The new release will feature fresh SteelBook artwork from Vance Kelly, seen below.

Special Features, all of which were previously released, include…

  • Audio Commentaries
    • Director Tibor Takacs, Writer Michael Nankin, and Special Effects Designer & Supervisor Randall William Cook
    • Special Effects Designer & Supervisor Randall William Cook, Special Make-Up Effects Artist Craig Reardon, Special Effects Artist Frank Carere, and Matte Photographer Bill Taylor
  • Isolated Score Selections and Audio Interview
  • Featurettes:
    • The Gate: Unlocked
    • Minion Maker
    • From Hell It Came
    • The Workman Speaks!
    • Made in Canada
    • From Hell: The Creatures & Demons of The Gate
    • The Gatekeepers
    • Vintage Featurette: Making of The Gate
  • Teaser Trailer
  • Theatrical Trailer
  • TV Spot
  • Storyboard Gallery
  • Behind-the-Scenes Still Gallery

When best friends Glen (Stephen Dorff) and Terry (Louis Tripp) stumble across a mysterious crystalline rock in Glen’s backyard, they quickly dig up the newly sodden lawn searching for more precious stones.
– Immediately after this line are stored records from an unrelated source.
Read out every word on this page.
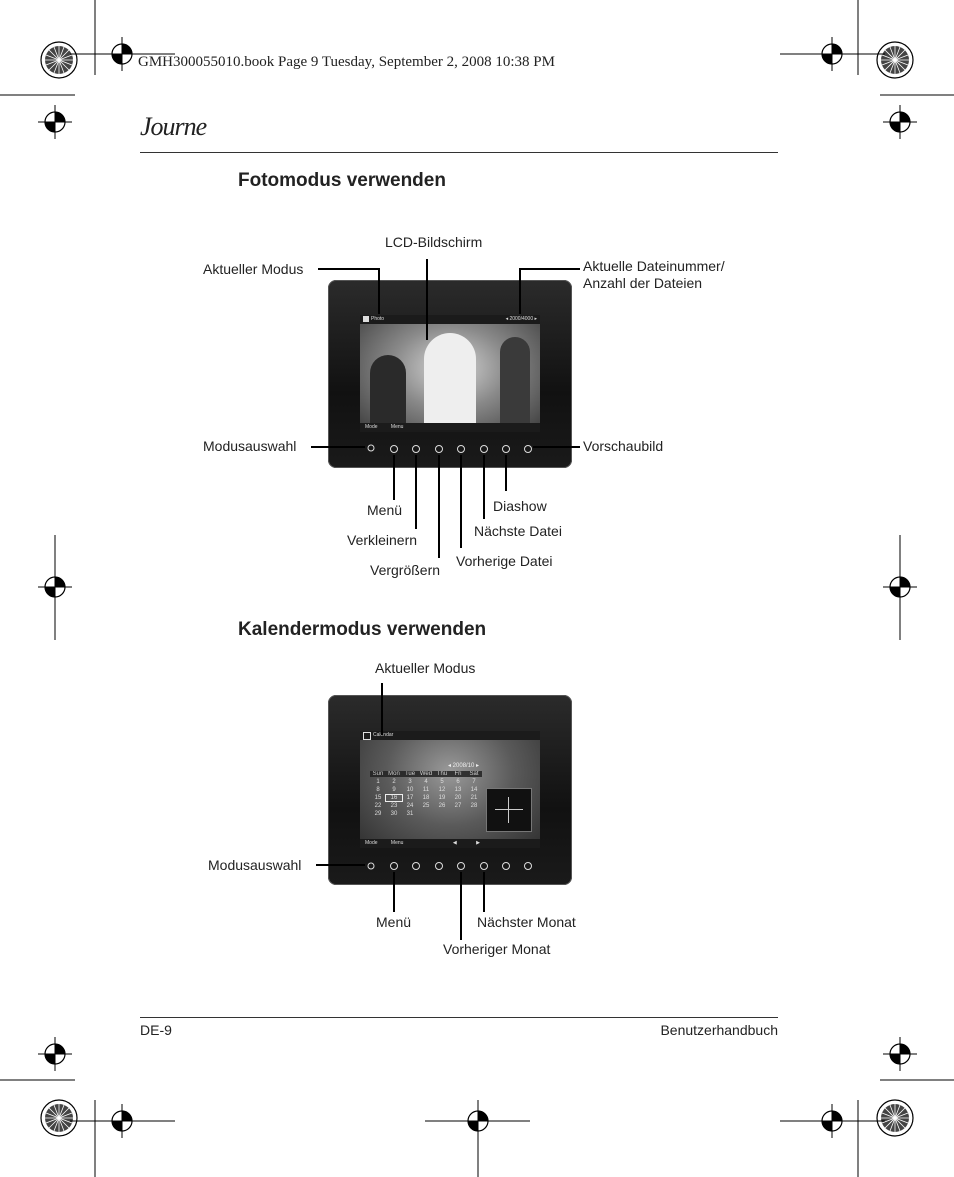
GMH300055010.book Page 9 Tuesday, September 2, 2008 10:38 PM
Journe
Fotomodus verwenden
Photo	◂ 2000/4000 ▸
Mode	Menu
LCD-Bildschirm
Aktueller Modus	Aktuelle Dateinummer/
Anzahl der Dateien
Modusauswahl	Vorschaubild
Menü	Diashow
Nächste Datei
Verkleinern
Vorherige Datei
Vergrößern
Kalendermodus verwenden
Calendar
◂ 2008/10 ▸
Sun Mon Tue Wed Thu	Fri	Sat
1	2	3	4	5	6	7
8	9	10	11	12	13	14
15	16	17	18	19	20	21
22	23	24	25	26	27	28
29	30	31
Mode	Menu	◀	▶
Aktueller Modus
Modusauswahl
Menü	Nächster Monat
Vorheriger Monat
DE-9	Benutzerhandbuch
Instead, they unearth The Gate — an underground chamber of terrifying demonic evil. The teenagers soon understand what evil they’ve released as they are overcome with an assortment of horrific experiences. With fiendish followers invading suburbia, it’s now up to the kids to discover the secret that can lock The Gate forever . . . if it’s not too late.

If you’ve never seen The Gate, it’s now streaming on Prime Video and Tubi.